Your Twitter account is @TheJeffErnst and you have tweeted over 26,000 times. In 140 characters or less, what is your strategy on Twitter?

‘For somebody whose business takes a very scientific approach to making social media marketing better, I can’t say I have a strategy.’

I really believe in social media’s ability to connect, to reach new people, and use it to do this. I share things that I think are truly interesting either in social media or cycling. I add my commentary, I chat with people, etc.
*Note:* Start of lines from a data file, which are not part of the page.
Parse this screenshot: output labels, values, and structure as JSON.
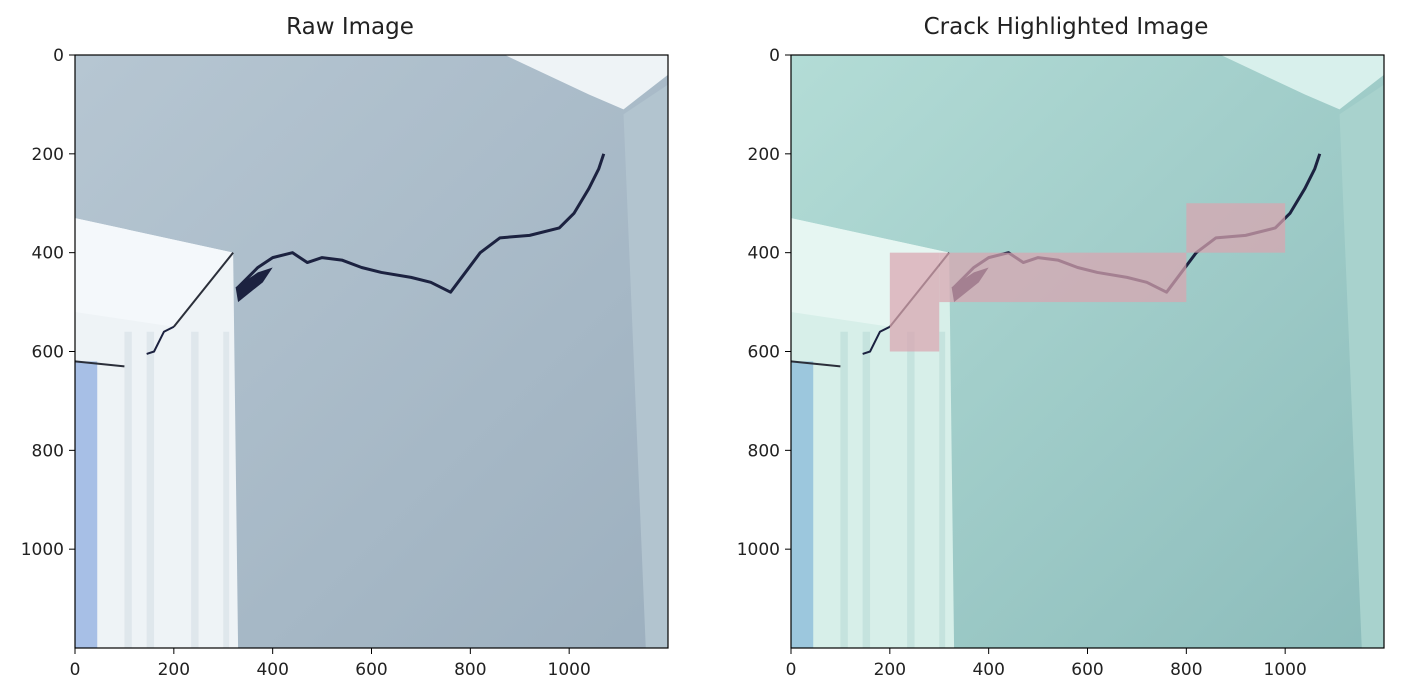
{
  "figure": {
    "panels": [
      {
        "title": "Raw Image"
      },
      {
        "title": "Crack Highlighted Image"
      }
    ]
  },
  "chart_data": [
    {
      "type": "image",
      "title": "Raw Image",
      "x_ticks": [
        0,
        200,
        400,
        600,
        800,
        1000
      ],
      "y_ticks": [
        0,
        200,
        400,
        600,
        800,
        1000
      ],
      "xlim": [
        0,
        1200
      ],
      "ylim": [
        1200,
        0
      ],
      "highlight_boxes": []
    },
    {
      "type": "image",
      "title": "Crack Highlighted Image",
      "x_ticks": [
        0,
        200,
        400,
        600,
        800,
        1000
      ],
      "y_ticks": [
        0,
        200,
        400,
        600,
        800,
        1000
      ],
      "xlim": [
        0,
        1200
      ],
      "ylim": [
        1200,
        0
      ],
      "highlight_color": "#d9a5b0",
      "highlight_boxes": [
        {
          "x0": 200,
          "y0": 400,
          "x1": 300,
          "y1": 600
        },
        {
          "x0": 300,
          "y0": 400,
          "x1": 800,
          "y1": 500
        },
        {
          "x0": 800,
          "y0": 300,
          "x1": 1000,
          "y1": 400
        }
      ]
    }
  ],
  "colors": {
    "wall_raw": "#a6b8c6",
    "wall_tint": "#98c7c4",
    "crack": "#1c2240",
    "trim": "#eef3f6"
  }
}
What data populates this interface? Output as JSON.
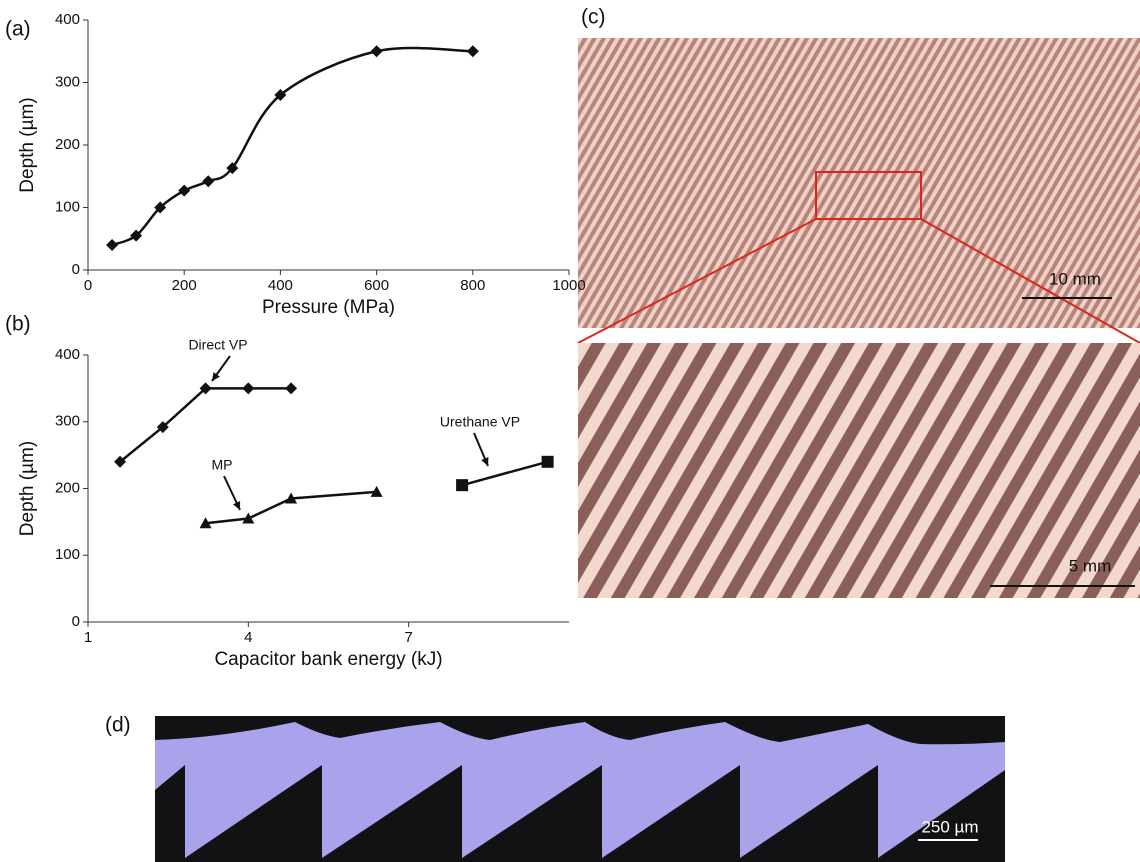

It’s how I met my girlfriend – another cyclist on Twitter…cycling has such a strong community on Twitter and that’s what originally brought me to the social network back in 2008. I’ve spent many an early weekend morning with hundreds of my Twitter friends in my pajamas, all of us watching some pirated video feed of races in Dutch, French, Flemish discussing whether or not a breakaway will hold or adding our two cents worth.

You have a BA in Philosophy and a BA in Business Administration with an emphasis in Marketing from Augustana College in Sioux Falls, SD. If you could have a conversation today with yourself back on the day that you graduated, what advice would you give him?

My journey has been a varied, exciting and wild one that I would only trade, sell or giveaway a few of the experiences, but there are three specific pieces of advice I’d give myself:

  • You don’t know anything. Be confident, but always be learning, be willing to accept the advice and help of others.
  • It’s all about execution. I spent too many years thinking I was a great idea guy and getting things to a certain point before they fell apart. Eventually you realize great ideas are less than a dime a dozen and it’s all about how well you execute.
  • Do what you love. I wish I had continued on to graduate degrees in Philosophy. I loved it; it challenged me and taught me how to think about everything differently. I was counseled that there really wasn’t a career in it – the only path was to continue to become a college professor and the opportunities there were decreasing. So, I focused my energy elsewhere, but I still have yet to find the challenge that philosophy gave me.

Jeff, a great way to end. That’s all of the questions that I have for you today and thank you for taking the time to speak with us. We learned a lot.